Processo de Origem Nº 0000347-43.2017.8.18.0072 (Ação Penal).

Apelante: Denise Clemente Borges Barroso (RÉ SOLTA).

Advogado: Jaylles José Ribeiro Fenelon (OAB/PI 11157)1.

Apelado: Ministério Público do Estado do Piauí.

Relator: Des.

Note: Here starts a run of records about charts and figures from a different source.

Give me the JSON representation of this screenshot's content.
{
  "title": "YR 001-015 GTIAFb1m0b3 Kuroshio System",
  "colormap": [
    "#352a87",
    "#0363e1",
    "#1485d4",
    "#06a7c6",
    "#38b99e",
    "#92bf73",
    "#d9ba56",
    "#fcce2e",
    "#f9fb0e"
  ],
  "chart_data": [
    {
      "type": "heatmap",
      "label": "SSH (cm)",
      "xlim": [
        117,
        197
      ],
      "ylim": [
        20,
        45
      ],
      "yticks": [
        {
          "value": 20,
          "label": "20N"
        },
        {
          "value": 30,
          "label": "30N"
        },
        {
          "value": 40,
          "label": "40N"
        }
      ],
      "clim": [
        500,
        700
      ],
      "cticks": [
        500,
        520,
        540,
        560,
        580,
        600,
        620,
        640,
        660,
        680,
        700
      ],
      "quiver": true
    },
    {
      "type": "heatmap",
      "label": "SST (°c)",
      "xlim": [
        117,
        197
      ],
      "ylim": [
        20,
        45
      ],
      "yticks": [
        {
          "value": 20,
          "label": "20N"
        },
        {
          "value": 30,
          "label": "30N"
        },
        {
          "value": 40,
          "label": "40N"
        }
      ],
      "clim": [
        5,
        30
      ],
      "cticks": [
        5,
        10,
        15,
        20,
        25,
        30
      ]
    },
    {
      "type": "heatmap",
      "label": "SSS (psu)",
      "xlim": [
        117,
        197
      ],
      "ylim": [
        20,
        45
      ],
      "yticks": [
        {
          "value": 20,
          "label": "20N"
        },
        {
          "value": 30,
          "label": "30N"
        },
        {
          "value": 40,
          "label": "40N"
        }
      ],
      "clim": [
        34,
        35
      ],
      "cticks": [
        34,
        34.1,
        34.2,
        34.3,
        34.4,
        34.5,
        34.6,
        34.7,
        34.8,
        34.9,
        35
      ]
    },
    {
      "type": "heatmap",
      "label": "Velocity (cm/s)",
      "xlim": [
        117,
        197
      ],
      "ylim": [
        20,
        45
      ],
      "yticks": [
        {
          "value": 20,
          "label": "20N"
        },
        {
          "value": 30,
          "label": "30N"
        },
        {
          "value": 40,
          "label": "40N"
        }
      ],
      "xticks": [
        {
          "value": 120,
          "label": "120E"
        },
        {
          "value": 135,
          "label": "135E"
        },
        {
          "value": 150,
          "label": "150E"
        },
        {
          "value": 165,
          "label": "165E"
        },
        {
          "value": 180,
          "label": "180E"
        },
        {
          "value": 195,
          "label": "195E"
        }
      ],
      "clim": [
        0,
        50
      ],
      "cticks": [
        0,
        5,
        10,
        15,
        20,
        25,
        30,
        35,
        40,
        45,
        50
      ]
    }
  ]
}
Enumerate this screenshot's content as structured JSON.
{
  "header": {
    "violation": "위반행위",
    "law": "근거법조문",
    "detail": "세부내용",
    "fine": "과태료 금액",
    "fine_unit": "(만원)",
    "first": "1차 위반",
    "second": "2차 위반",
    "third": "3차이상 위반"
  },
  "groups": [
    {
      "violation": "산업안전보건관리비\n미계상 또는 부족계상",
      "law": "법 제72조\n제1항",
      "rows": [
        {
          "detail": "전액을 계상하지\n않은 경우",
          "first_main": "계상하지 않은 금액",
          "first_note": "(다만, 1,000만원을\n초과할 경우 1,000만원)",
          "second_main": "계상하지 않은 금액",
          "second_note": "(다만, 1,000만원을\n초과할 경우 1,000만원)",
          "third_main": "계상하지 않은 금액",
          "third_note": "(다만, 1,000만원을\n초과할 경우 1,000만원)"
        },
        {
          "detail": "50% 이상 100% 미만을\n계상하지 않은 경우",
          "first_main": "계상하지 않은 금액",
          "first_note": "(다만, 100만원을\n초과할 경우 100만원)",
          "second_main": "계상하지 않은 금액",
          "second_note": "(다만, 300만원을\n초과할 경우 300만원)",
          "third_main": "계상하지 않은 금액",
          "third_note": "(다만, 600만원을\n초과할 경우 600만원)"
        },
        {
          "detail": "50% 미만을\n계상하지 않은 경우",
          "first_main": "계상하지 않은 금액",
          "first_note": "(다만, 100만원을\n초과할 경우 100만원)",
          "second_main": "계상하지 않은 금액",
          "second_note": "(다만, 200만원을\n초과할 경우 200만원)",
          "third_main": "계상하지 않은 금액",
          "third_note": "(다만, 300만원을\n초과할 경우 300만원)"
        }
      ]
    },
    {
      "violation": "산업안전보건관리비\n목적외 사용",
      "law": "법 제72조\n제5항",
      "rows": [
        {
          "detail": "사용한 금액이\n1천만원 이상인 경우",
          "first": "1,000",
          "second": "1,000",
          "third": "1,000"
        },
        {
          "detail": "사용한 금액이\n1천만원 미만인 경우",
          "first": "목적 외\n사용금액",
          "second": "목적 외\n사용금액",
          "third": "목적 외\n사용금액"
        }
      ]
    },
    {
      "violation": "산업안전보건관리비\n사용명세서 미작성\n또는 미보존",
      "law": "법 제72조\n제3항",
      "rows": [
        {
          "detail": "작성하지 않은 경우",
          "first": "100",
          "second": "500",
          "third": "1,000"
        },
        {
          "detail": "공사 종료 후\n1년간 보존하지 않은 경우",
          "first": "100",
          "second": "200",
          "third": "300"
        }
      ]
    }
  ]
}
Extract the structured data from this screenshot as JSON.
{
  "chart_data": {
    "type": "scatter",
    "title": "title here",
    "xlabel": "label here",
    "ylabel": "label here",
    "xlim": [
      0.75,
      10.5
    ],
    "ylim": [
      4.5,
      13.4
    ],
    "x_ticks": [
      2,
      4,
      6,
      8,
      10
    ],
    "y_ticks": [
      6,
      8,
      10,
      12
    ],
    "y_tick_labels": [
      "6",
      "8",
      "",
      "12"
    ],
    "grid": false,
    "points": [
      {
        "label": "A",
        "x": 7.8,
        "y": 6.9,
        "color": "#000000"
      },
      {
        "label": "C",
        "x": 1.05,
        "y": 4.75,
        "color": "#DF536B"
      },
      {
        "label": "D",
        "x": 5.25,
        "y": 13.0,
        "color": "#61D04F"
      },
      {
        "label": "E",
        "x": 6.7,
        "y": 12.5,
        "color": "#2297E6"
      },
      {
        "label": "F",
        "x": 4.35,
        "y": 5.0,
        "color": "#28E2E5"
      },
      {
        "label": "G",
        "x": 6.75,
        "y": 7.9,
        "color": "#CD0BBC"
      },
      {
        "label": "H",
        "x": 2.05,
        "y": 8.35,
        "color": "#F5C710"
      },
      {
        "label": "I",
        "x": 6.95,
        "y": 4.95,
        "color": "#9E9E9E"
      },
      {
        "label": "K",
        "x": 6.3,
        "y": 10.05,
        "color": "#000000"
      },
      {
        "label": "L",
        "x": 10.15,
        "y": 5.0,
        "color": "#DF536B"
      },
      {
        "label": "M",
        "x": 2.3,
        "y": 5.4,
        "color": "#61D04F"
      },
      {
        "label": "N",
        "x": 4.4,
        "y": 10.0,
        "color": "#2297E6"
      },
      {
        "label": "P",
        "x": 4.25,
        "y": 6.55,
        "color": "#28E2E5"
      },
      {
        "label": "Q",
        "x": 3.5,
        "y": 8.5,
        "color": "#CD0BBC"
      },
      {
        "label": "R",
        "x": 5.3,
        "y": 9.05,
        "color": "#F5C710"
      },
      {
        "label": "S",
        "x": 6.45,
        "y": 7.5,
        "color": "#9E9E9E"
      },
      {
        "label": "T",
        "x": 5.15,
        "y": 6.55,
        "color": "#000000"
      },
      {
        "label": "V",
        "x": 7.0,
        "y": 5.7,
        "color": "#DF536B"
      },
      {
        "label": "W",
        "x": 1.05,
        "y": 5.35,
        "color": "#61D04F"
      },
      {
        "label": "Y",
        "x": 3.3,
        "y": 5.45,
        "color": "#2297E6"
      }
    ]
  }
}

Pedro de Alcântara da Silva Macêdo.

  

EMENTA: PENAL E PROCESSUAL PENAL – APELAÇÃO CRIMINAL – SENTENÇA CONDENATÓRIA – RECURSO EXCLUSIVAMENTE DEFENSIVO – ROUBO MAJORADO (ART. 157, §2º, I E II, DO CP) – CORRUPÇÃO DE MENORES (ART. 244-B DA LEI 8.069/1990) – ADULTERAÇÃO DE SINAL IDENTIFICADOR DE VEÍCULO AUTOMOTOR (ART. 311 DO CP) – ABSOLVIÇÃO PARCIAL ACOLHIMENTO – ROUBO E CORRUPÇÃO DE MENORESACERVO PROBATÓRIO SUFICIENTE – ADULTERAÇÃO DE SINAL IDENTIFICADOR DE VEÍCULO AUTOMOTOR – ACERVO PROBATÓRIO INSUFICIENTE – PARCIAL PROVIMENTO UNÂNIME.

1 Por força da inexistência de provas extremes de dúvidas acerca da autoria do delito de adulteração de sinal identificador de veículo automotor, impõe-se o acolhimento do pleito de absolvição;

2 Diante, porém, da comprovação extreme de dúvidas acerca da materialidade, autoria e tipicidade dos demais delitos, torna-se inviável o acolhimento do pleito absolutório;

3 Recurso conhecido e parcialmente provido, à unanimidade.

 ACÓRDÃO

 

Vistos, relatados e discutidos os presentes autos em que são partes as acima indicadas, acordam os componentes da Egrégia 1ª Câmara Especializada Criminal do Tribunal de Justiça do Estado do Piauí, à unanimidade, em CONHECER e dar PARCIAL PROVIMENTO ao recurso, apenas com o fim de absolver Denise Clemente Borges Barroso da prática do delito de adulteração de sinal identificador de veículo automotor, mantendo a sentença condenatória em seus demais termos, em parcial consonância com o parecer do Ministério Público Superior.

 RELATÓRIO

 

Trata-se de Apelação Criminal interposta por Denise Clemente Borges Barroso (id. 4722818 - Pág. 201), em face da sentença proferida pelo MM Juiz de Direito da Vara Única da Comarca de São Pedro do Piauí/PI (em 19/03/2021; id. 4722818 - Pág. 176/183) que a condenou à pena de 10 (dez) anos de reclusão, em regime inicial fechado, com direito de recorrer em liberdade, e ao pagamento de 70 (setenta) dias-multa, pela prática dos delitos tipificados nos arts. 1572, §2º, I e II (roubo majorado), e 3113, caput (adulteração de sinal identificador de veículo automotor), ambos do Código Penal, e no art. 244-B4 da Lei 8.069/1990 (corrupção de menores), diante da narrativa fática extraída da denúncia (id. 4722818 - Pág. 1/3), a saber:

1 Segundo consta do incluso repositório policial, que no dia 31/07/2017, por volta das 08:40 hs, a vítima estava trafegando com seu filho pelas ruas de São Pedro, momento em que se aproximou duas mulheres em uma moto.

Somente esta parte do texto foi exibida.